In brief - 2004-05-20

  • 2004-05-20
Thailand's billionaire Prime Minister Thaksin Shinawatra says his 60-million pound bid for a 30 percent stake in the English soccer side Liverpool has been accepted by the club "in principle."

Shinawatra said that the deal had been "60 percent agreed" but added that he would consider other alternatives if he felt the Liverpool board hesitated too much over the deal. Liverpool has already rejected a 73-million pound bid by Steve Morgan, a building tycoon and lifelong fan of the club. Most observers believe the deal will go through over the next few days. Liverpool was a dominant force in English and European soccer in the 1980s but hasn't won the English league for more than a decade.

Transsexuals have been given the official go-ahead to compete in the Olympics for the first time. The International Olympic Committee approved a proposal to allow athletes who have undergone sex-change surgery to participate in the games if their new gender has been legally recognized and they have gone through a minimum two-year period of postoperative hormone therapy. The decision, which covers both male-to-female and female-to-male cases, will come into effect starting with the Athens Olympics in August.

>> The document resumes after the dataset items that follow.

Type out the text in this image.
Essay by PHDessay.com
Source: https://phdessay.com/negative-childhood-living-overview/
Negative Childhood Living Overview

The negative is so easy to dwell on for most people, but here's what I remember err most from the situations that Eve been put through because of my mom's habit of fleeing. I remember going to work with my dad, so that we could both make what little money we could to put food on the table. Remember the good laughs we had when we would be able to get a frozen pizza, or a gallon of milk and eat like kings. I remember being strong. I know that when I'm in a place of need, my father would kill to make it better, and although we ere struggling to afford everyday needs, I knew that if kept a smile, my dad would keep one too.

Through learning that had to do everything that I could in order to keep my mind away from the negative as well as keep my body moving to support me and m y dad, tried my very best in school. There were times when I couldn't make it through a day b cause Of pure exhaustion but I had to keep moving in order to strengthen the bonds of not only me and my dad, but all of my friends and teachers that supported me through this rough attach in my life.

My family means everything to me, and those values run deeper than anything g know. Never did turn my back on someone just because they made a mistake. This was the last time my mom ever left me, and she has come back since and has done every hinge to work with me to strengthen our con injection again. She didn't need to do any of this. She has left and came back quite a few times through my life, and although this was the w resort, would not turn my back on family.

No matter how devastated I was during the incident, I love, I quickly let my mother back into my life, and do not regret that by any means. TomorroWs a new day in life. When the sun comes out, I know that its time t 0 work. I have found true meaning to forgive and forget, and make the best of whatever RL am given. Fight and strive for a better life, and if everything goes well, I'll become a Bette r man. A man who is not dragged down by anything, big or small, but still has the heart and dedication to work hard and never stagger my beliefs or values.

Marian Jones, the triple Olympic athletics champion, said that she was prepared to sue if she was prevented from competing at the Athens Olympics because of information obtained in a United States Justice Department investigation into the illegal sale and use of steroids. Last week the US Senate, which has been looking into the use of performance-enhancing drugs in sport, handed over its findings to the United States Anti-Doping Agency of a Justice Department investigation into a major steroid scandal. As part of the investigation several prominent American Olympians, including Jones and her partner Tim Montgomery, the 100-meter world-record holder, have testified before a federal grand jury. Jones, who won five medals at the Sydney games, says she has never used performance-enhancing drugs and her name will be cleared when the findings are made public.

Former boxing heavyweight champion Riddock Bowe (photo) was released from prison May 17 after serving a 17-month sentence for kidnapping his first wife and their children in 1998. The 36-year-old boxer was released early for good behavior. Bowe's lawyers said that the kidnapping was a misguided attempt to reunite his family.